THE PEOPLES HOLDING COMPANY P. O. BOX 709 TUPELO, MISSISSIPPI 38802-0709 NOTICE OF ANNUAL MEETING OF STOCKHOLDERS TO BE HELD ON APRIL 14, 1998 TO THE STOCKHOLDERS: Notice is hereby given that the Annual Meeting of Stockholders of The Peoples Holding Company (the "Company") will be held at the principal office of The Peoples Bank & Trust Company at 209 Troy Street, Tupelo, Mississippi, on April 14, 1998, at 2:00 o'clock p.m. for the purpose of considering and voting on the following matters: (1) Authority to elect as members of the board of directors for the terms specified the five (5) nominees presented in the proxy material. (2) To consider and act upon a proposal to amend the articles of incorporation to increase to 15,000,000 the number of authorized shares of common stock. (3) To ratify the appointment of Ernst and Young LLP of Memphis, Tennessee, as independent auditors for the Company for the current year. (4) To exercise its discretion on any other matters which properly come before said meeting.
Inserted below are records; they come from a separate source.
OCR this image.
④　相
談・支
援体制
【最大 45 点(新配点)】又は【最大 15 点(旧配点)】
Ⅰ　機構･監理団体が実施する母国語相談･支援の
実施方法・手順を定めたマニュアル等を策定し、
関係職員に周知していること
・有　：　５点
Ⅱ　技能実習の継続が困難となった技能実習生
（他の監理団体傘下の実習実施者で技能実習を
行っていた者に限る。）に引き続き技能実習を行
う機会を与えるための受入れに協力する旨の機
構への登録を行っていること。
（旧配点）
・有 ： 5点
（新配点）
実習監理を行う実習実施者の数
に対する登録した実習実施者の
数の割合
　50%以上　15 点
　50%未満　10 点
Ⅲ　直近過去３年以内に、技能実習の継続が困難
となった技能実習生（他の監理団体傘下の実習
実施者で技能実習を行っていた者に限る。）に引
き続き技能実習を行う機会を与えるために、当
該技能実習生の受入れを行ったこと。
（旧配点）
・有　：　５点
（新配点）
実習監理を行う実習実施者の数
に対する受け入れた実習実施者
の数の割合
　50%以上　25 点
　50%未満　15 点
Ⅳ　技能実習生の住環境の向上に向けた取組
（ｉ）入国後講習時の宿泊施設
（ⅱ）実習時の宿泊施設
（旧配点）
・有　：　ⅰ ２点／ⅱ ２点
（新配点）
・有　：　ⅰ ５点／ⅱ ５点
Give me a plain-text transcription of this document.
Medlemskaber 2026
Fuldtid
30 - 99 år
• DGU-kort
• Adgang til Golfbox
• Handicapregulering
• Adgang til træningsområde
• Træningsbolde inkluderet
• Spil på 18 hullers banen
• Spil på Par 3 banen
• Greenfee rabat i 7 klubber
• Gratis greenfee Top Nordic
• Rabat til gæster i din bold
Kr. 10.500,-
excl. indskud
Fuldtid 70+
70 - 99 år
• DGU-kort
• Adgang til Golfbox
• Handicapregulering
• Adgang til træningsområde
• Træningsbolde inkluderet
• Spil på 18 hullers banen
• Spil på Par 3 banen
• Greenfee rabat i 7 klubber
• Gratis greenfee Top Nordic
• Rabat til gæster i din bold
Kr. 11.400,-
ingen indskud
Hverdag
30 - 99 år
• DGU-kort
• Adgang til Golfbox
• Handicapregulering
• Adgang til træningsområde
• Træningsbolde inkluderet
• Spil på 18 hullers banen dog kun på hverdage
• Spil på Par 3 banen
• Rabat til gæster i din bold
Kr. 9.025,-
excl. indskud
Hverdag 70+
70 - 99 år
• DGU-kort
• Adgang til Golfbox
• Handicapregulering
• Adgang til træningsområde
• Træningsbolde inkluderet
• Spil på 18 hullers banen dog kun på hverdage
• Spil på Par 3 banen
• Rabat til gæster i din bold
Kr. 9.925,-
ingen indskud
Information regarding the matters to be acted upon at the meeting is contained in the Proxy Statement accompanying this Notice. BY ORDER OF THE BOARD OF DIRECTORS March 23, 1998 /s/ John W. Smith ----------------- John W. Smith, President IMPORTANT WHETHER YOU EXPECT TO ATTEND THE MEETING OR NOT, PLEASE MARK, SIGN, DATE, AND RETURN, AS PROMPTLY AS POSSIBLE, THE ENCLOSED PROXY IN THE ENVELOPE PROVIDED. IT REQUIRES NO POSTAGE IF MAILED IN THE UNITED STATES.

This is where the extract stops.